Using technology to save the healthcare system

The nation’s healthcare system is facing a financial crisis. It’s not big news. We’ve all known it for years. The planet (and the economy) is struggling to accommodate the largest population it’s ever had in a time when people are living longer than ever.

“Everyone agrees that something needs to change, but how it will change no one knows,” says associate professor Stephen Intille, who has joint appointments in the College of Computer and Information Science and the Bouvé College of Health Sciences. Most health care professionals agree that preventive medicine will be a large part of the solution, but developing the business models to make it happen will be more complicated.

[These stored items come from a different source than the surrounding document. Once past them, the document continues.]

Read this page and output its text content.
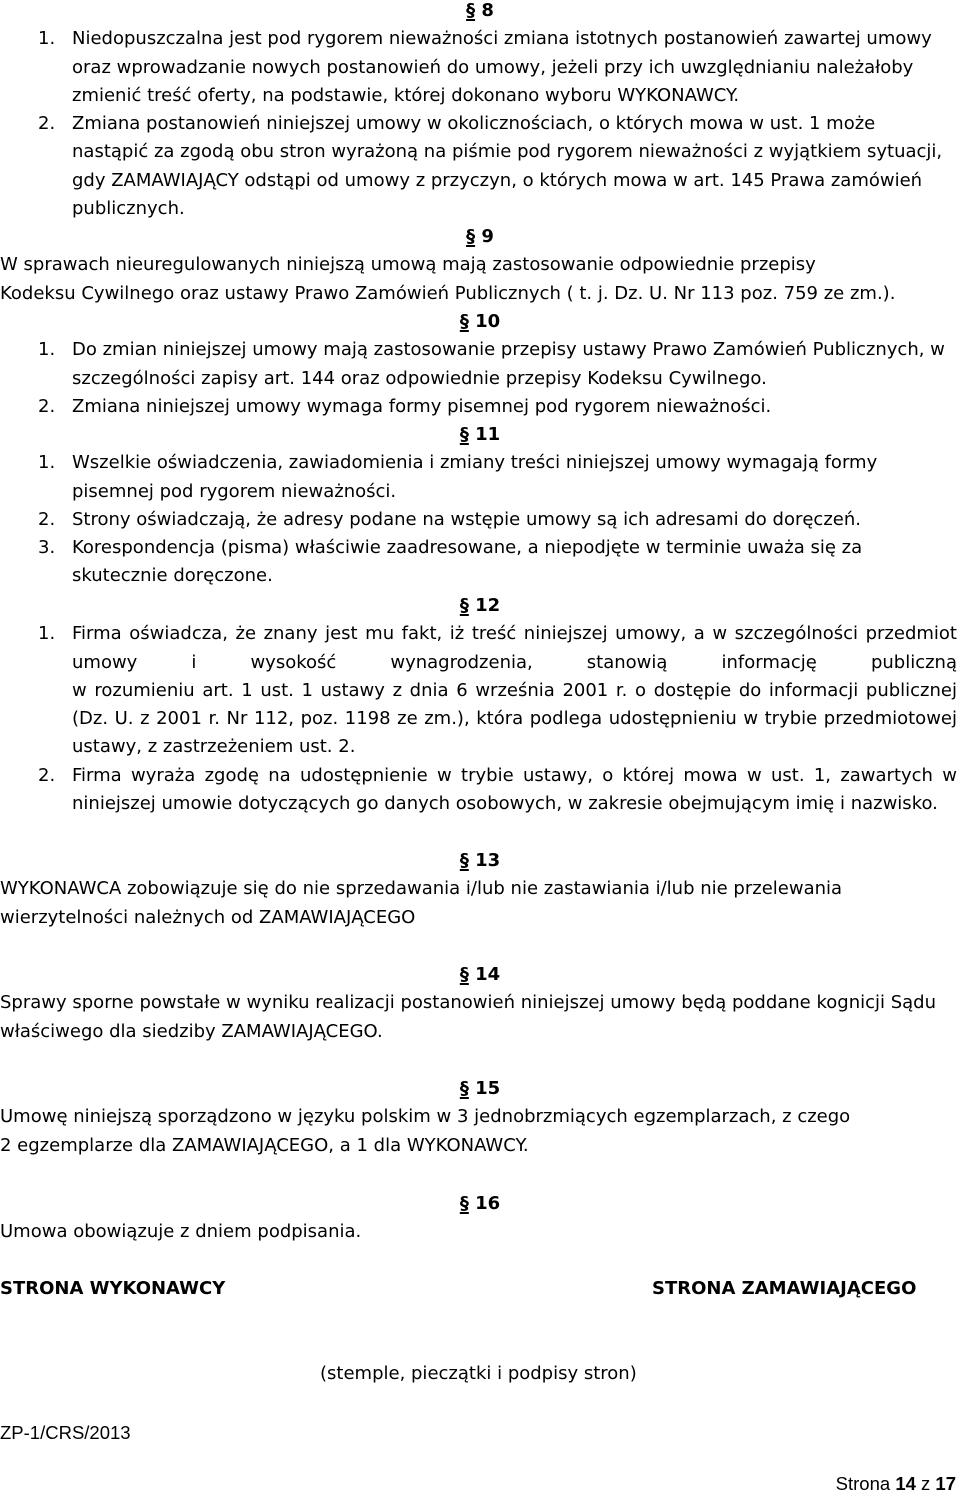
§ 8
1. Niedopuszczalna jest pod rygorem nieważności zmiana istotnych postanowień zawartej umowy
oraz wprowadzanie nowych postanowień do umowy, jeżeli przy ich uwzględnianiu należałoby
zmienić treść oferty, na podstawie, której dokonano wyboru WYKONAWCY.
2. Zmiana postanowień niniejszej umowy w okolicznościach, o których mowa w ust. 1 może
nastąpić za zgodą obu stron wyrażoną na piśmie pod rygorem nieważności z wyjątkiem sytuacji,
gdy ZAMAWIAJĄCY odstąpi od umowy z przyczyn, o których mowa w art. 145 Prawa zamówień
publicznych.
§ 9
W sprawach nieuregulowanych niniejszą umową mają zastosowanie odpowiednie przepisy
Kodeksu Cywilnego oraz ustawy Prawo Zamówień Publicznych ( t. j. Dz. U. Nr 113 poz. 759 ze zm.).
§ 10
1. Do zmian niniejszej umowy mają zastosowanie przepisy ustawy Prawo Zamówień Publicznych, w
szczególności zapisy art. 144 oraz odpowiednie przepisy Kodeksu Cywilnego.
2. Zmiana niniejszej umowy wymaga formy pisemnej pod rygorem nieważności.
§ 11
1. Wszelkie oświadczenia, zawiadomienia i zmiany treści niniejszej umowy wymagają formy
pisemnej pod rygorem nieważności.
2. Strony oświadczają, że adresy podane na wstępie umowy są ich adresami do doręczeń.
3. Korespondencja (pisma) właściwie zaadresowane, a niepodjęte w terminie uważa się za
skutecznie doręczone.
§ 12
1. Firma oświadcza, że znany jest mu fakt, iż treść niniejszej umowy, a w szczególności przedmiot
umowy i wysokość wynagrodzenia, stanowią informację publiczną
w rozumieniu art. 1 ust. 1 ustawy z dnia 6 września 2001 r. o dostępie do informacji publicznej
(Dz. U. z 2001 r. Nr 112, poz. 1198 ze zm.), która podlega udostępnieniu w trybie przedmiotowej
ustawy, z zastrzeżeniem ust. 2.
2. Firma wyraża zgodę na udostępnienie w trybie ustawy, o której mowa w ust. 1, zawartych w
niniejszej umowie dotyczących go danych osobowych, w zakresie obejmującym imię i nazwisko.
§ 13
WYKONAWCA zobowiązuje się do nie sprzedawania i/lub nie zastawiania i/lub nie przelewania
wierzytelności należnych od ZAMAWIAJĄCEGO
§ 14
Sprawy sporne powstałe w wyniku realizacji postanowień niniejszej umowy będą poddane kognicji Sądu
właściwego dla siedziby ZAMAWIAJĄCEGO.
§ 15
Umowę niniejszą sporządzono w języku polskim w 3 jednobrzmiących egzemplarzach, z czego
2 egzemplarze dla ZAMAWIAJĄCEGO, a 1 dla WYKONAWCY.
§ 16
Umowa obowiązuje z dniem podpisania.
STRONA WYKONAWCY	STRONA ZAMAWIAJĄCEGO
(stemple, pieczątki i podpisy stron)
ZP-1/CRS/2013
Strona 14 z 17
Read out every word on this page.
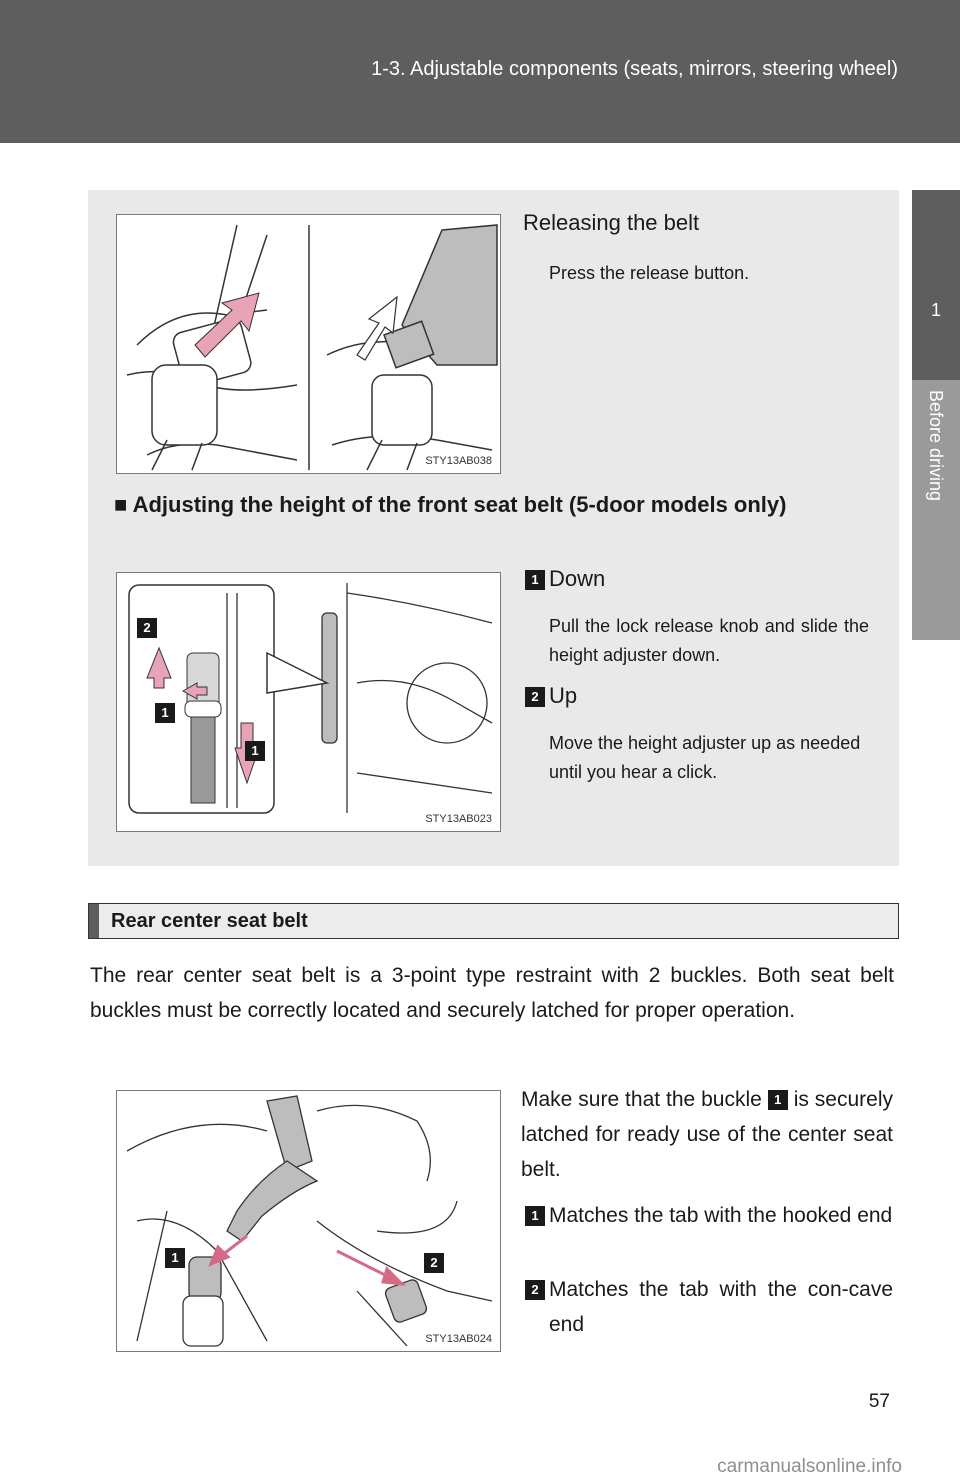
1-3. Adjustable components (seats, mirrors, steering wheel)
1
Before driving
STY13AB038
Releasing the belt
Press the release button.
■ Adjusting the height of the front seat belt (5-door models only)
2
1
1
STY13AB023
1 Down
Pull the lock release knob and slide the height adjuster down.
2 Up
Move the height adjuster up as needed until you hear a click.
Rear center seat belt
The rear center seat belt is a 3-point type restraint with 2 buckles. Both seat belt buckles must be correctly located and securely latched for proper operation.
2
1
STY13AB024
Make sure that the buckle 1 is securely latched for ready use of the center seat belt.
1 Matches the tab with the hooked end
2 Matches the tab with the con-cave end
57
carmanualsonline.info
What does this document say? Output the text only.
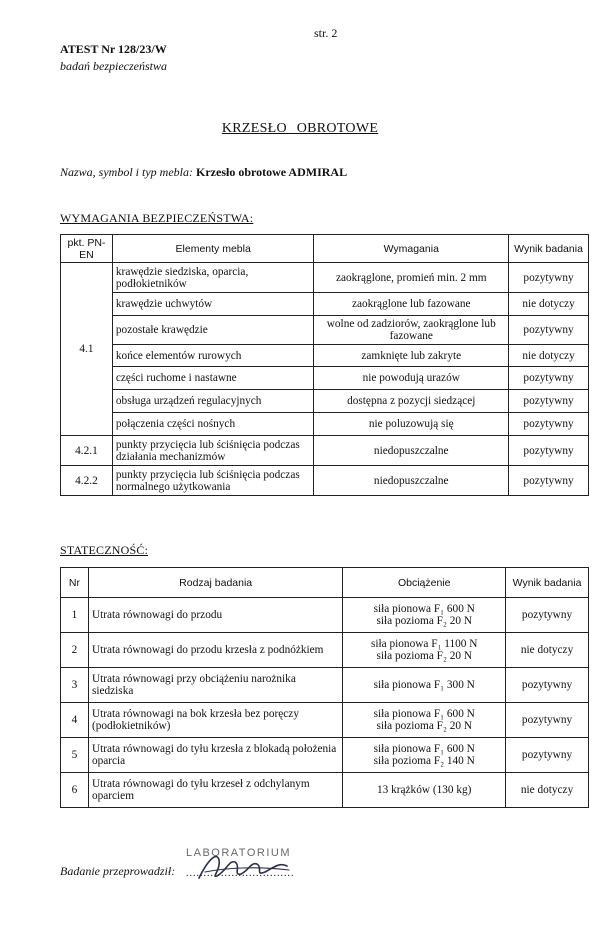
str. 2
ATEST Nr 128/23/W
badań bezpieczeństwa
KRZESŁO OBROTOWE
Nazwa, symbol i typ mebla: Krzesło obrotowe ADMIRAL
WYMAGANIA BEZPIECZEŃSTWA:
pkt. PN-EN	Elementy mebla	Wymagania	Wynik badania
4.1	krawędzie siedziska, oparcia, podłokietników	zaokrąglone, promień min. 2 mm	pozytywny
	krawędzie uchwytów	zaokrąglone lub fazowane	nie dotyczy
	pozostałe krawędzie	wolne od zadziorów, zaokrąglone lub fazowane	pozytywny
	końce elementów rurowych	zamknięte lub zakryte	nie dotyczy
	części ruchome i nastawne	nie powodują urazów	pozytywny
	obsługa urządzeń regulacyjnych	dostępna z pozycji siedzącej	pozytywny
	połączenia części nośnych	nie poluzowują się	pozytywny
4.2.1	punkty przycięcia lub ściśnięcia podczas działania mechanizmów	niedopuszczalne	pozytywny
4.2.2	punkty przycięcia lub ściśnięcia podczas normalnego użytkowania	niedopuszczalne	pozytywny
STATECZNOŚĆ:
Nr	Rodzaj badania	Obciążenie	Wynik badania
1	Utrata równowagi do przodu	siła pionowa F₁ 600 N
siła pozioma F₂ 20 N	pozytywny
2	Utrata równowagi do przodu krzesła z podnóżkiem	siła pionowa F₁ 1100 N
siła pozioma F₂ 20 N	nie dotyczy
3	Utrata równowagi przy obciążeniu narożnika siedziska	siła pionowa F₁ 300 N	pozytywny
4	Utrata równowagi na bok krzesła bez poręczy (podłokietników)	siła pionowa F₁ 600 N
siła pozioma F₂ 20 N	pozytywny
5	Utrata równowagi do tyłu krzesła z blokadą położenia oparcia	siła pionowa F₁ 600 N
siła pozioma F₂ 140 N	pozytywny
6	Utrata równowagi do tyłu krzeseł z odchylanym oparciem	13 krążków (130 kg)	nie dotyczy
LABORATORIUM
Badanie przeprowadził: ...............................
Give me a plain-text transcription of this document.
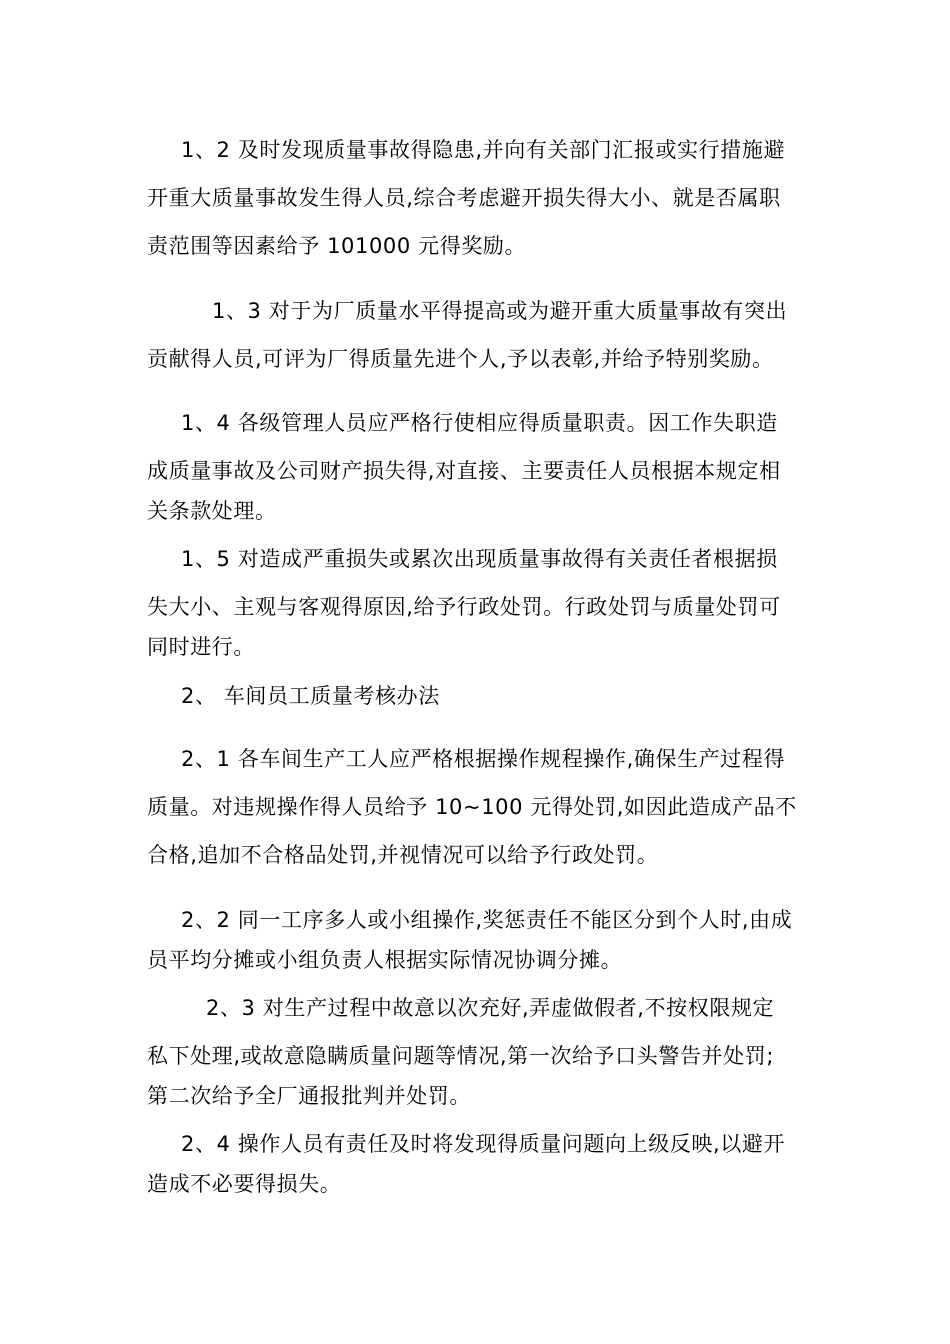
1、2 及时发现质量事故得隐患,并向有关部门汇报或实行措施避
开重大质量事故发生得人员,综合考虑避开损失得大小、就是否属职
责范围等因素给予 101000 元得奖励。
1、3 对于为厂质量水平得提高或为避开重大质量事故有突出
贡献得人员,可评为厂得质量先进个人,予以表彰,并给予特别奖励。
1、4 各级管理人员应严格行使相应得质量职责。因工作失职造
成质量事故及公司财产损失得,对直接、主要责任人员根据本规定相
关条款处理。
1、5 对造成严重损失或累次出现质量事故得有关责任者根据损
失大小、主观与客观得原因,给予行政处罚。行政处罚与质量处罚可
同时进行。
2、 车间员工质量考核办法
2、1 各车间生产工人应严格根据操作规程操作,确保生产过程得
质量。对违规操作得人员给予 10~100 元得处罚,如因此造成产品不
合格,追加不合格品处罚,并视情况可以给予行政处罚。
2、2 同一工序多人或小组操作,奖惩责任不能区分到个人时,由成
员平均分摊或小组负责人根据实际情况协调分摊。
2、3 对生产过程中故意以次充好,弄虚做假者,不按权限规定
私下处理,或故意隐瞒质量问题等情况,第一次给予口头警告并处罚;
第二次给予全厂通报批判并处罚。
2、4 操作人员有责任及时将发现得质量问题向上级反映,以避开
造成不必要得损失。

Intille represents a growing group of researchers merging the computer and health sciences hoping to make preventive medicine easier and more viable as a healthcare approach. Traditionally so-called “health informatics” tools have been “physician facing.” They allow physicians to acquire, store, retrieve, and use patient information via a broad range of technology applications. In it’s current incarnation, health informatics make things simpler for doctors when sick patients come to their offices.

While this works great for a “sick-care system,” Intille points out, it doesn’t do much in a “well-care system.” As such we need to rethink the field entirely. Intille and his colleagues in the new Personal Health Informatics (PHI) program are developing tools that patients can use in their home and daily life to promote healthy living.

We’re not talking about the magnets that yell at you every time you open the refrigerator door. PHI devices are either entirely passive, collecting data about your movements and habits without your paying attention, or use positive feedback to reinforce good behaviors.

PHI tools can also reduce the cost of healthcare by lowering the overhead required to carry out research into various sick patient groups as we attempt to design better treatments. For example, assistant professor Matthew Goodwin develops tools to help treat and diagnose autistic patients in a more efficient and economical way.

Associate professor Timothy Bickmore develops virtual coaches to intervene across the spectrum of health care — from preventive medicine, to outpatient care, to in-hospital care, to the transition home. “Heath behavior is responsible for a very significant chunk of the health care burden in the US,” he says. This means that both taking care of ourselves before we get sick and then doing the things we need to do when we are sick are both extremely important.

And both can be addressed through PHI devices. Northeastern’s new PhD program attracts students from the health care field who are interested in using technology to deliver better care, as well as technology specialists interested in health and wellness.”There are 30 plus masters and doctoral level programs in health informatics in the US,” says Goodwin. “All of them are within managed care or electronic medical records, developing tools to assist physicians. What distinguishes this program is that it’s about creating technology for the person who is getting ill or is ill.”

…Or preventing the well from getting ill in the first place.